SELECT * FROM TABLE(SYSTEM$DATA_METRIC_SCAN(
  REF_ENTITY_NAME     => 'CUSTOMER_DATA',
  METRIC_NAME         => 'snowflake.core.null_count',
  ARGUMENT_NAME       => 'NAME',
  WITHIN_GROUP_VALUES => '{"REGION": "US"}'));

This returns all rows where name IS NULL and region = 'US'.

Use expectations with grouped associations

Expectations work with grouped DMF associations. When an expectation is defined on a grouped association, it’s evaluated independently for each group, and a per-group result is written to the event table. To inspect per-group expectation results, query the DATA_QUALITY_MONITORING_EXPECTATION_STATUS view view, which includes a GROUP_BY_INFO column that identifies the group for each row.

Notifications behave differently from per-group results. For a single evaluation, Snowflake fires at most one notification, based on the worst-group value (the maximum metric value across all groups). If at least one group violates the expectation, you receive one notification for that evaluation. Per-group violation details are still recorded in the event table for follow-up analysis.

To evaluate expectations on demand for a specific group, use SYSTEM$EVALUATE_DATA_QUALITY_EXPECTATIONS with the WITHIN_GROUP_VALUES argument, using the same JSON object format as SYSTEM$DATA_METRIC_SCAN.

For more information about expectations, see Use SQL to work with expectations.

Limitations

  • Custom DMF compatibility. The WITHIN GROUP clause isn’t supported for custom DMFs that use CTEs, UNION, UNION ALL, JOIN, DISTINCT, or window functions. For details, see Supported DMFs.

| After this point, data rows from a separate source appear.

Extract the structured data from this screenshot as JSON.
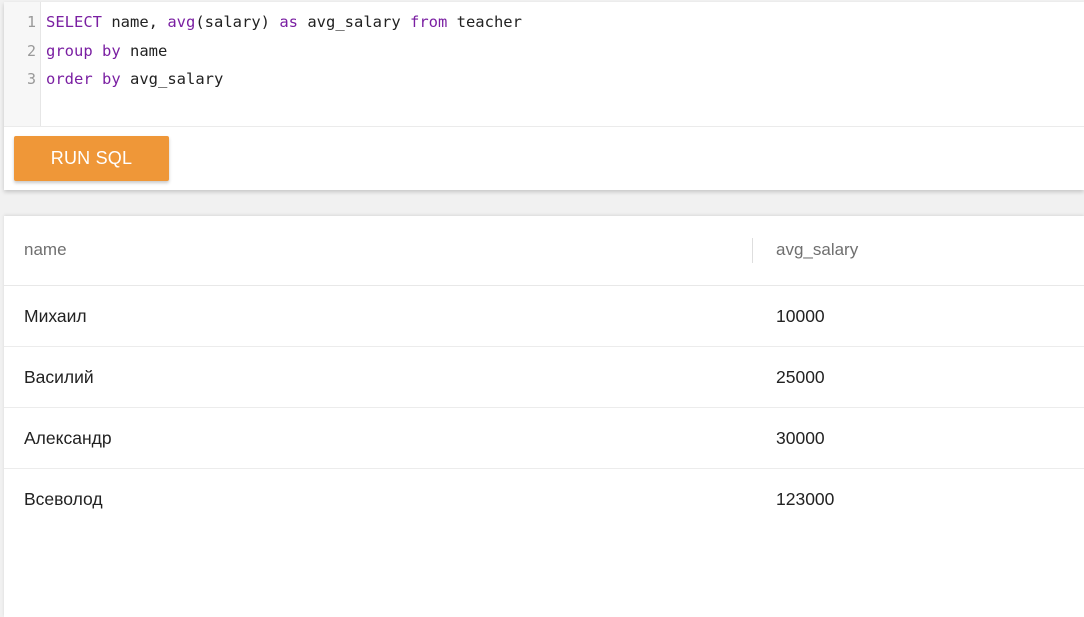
{
  "editor": {
    "line_numbers": [
      "1",
      "2",
      "3"
    ],
    "lines": [
      [
        {
          "text": "SELECT",
          "type": "kw"
        },
        {
          "text": " name, ",
          "type": "id"
        },
        {
          "text": "avg",
          "type": "fn"
        },
        {
          "text": "(salary) ",
          "type": "id"
        },
        {
          "text": "as",
          "type": "kw"
        },
        {
          "text": " avg_salary ",
          "type": "id"
        },
        {
          "text": "from",
          "type": "kw"
        },
        {
          "text": " teacher",
          "type": "id"
        }
      ],
      [
        {
          "text": "group",
          "type": "kw"
        },
        {
          "text": " ",
          "type": "id"
        },
        {
          "text": "by",
          "type": "kw"
        },
        {
          "text": " name",
          "type": "id"
        }
      ],
      [
        {
          "text": "order",
          "type": "kw"
        },
        {
          "text": " ",
          "type": "id"
        },
        {
          "text": "by",
          "type": "kw"
        },
        {
          "text": " avg_salary",
          "type": "id"
        }
      ]
    ]
  },
  "toolbar": {
    "run_label": "RUN SQL"
  },
  "results": {
    "columns": [
      "name",
      "avg_salary"
    ],
    "rows": [
      [
        "Михаил",
        "10000"
      ],
      [
        "Василий",
        "25000"
      ],
      [
        "Александр",
        "30000"
      ],
      [
        "Всеволод",
        "123000"
      ]
    ]
  },
  "colors": {
    "accent_button": "#ef9738",
    "keyword": "#7a1fa2"
  }
}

  • Schema-level associations. WITHIN GROUP isn’t supported on schema-level DMF associations (ALTER SCHEMA ... ADD DATA METRIC FUNCTION). To group by a column, create the association at the table or view level.

  • One association per DMF, table, and column combination. Because only one association is allowed per metric, table, and column combination, you can only have one grouping configuration per combination.

  • Group limit. Valid values for GROUP LIMIT are 1 through 1000, with a default of 1000. If the number of distinct groups at evaluation time exceeds the configured limit, the evaluation fails and no results are written for that run. Reduce cardinality in your grouping column, or raise GROUP LIMIT up to the maximum of 1000 to avoid this error.

  • Immutable grouping configuration. The grouping columns and group limit can’t be changed after an association is created. Drop and re-create the association to change the grouping.

  • Anomaly detection. The per-association ANOMALY_DETECTION property and the system anomaly DMFs in the SNOWFLAKE.CORE schema (such as ROW_COUNT and FRESHNESS with anomaly detection enabled) aren’t supported with WITHIN GROUP. The ANOMALY_DETECTION property is automatically disabled when a WITHIN GROUP clause is present. Full anomaly detection support for groups is planned for a future release.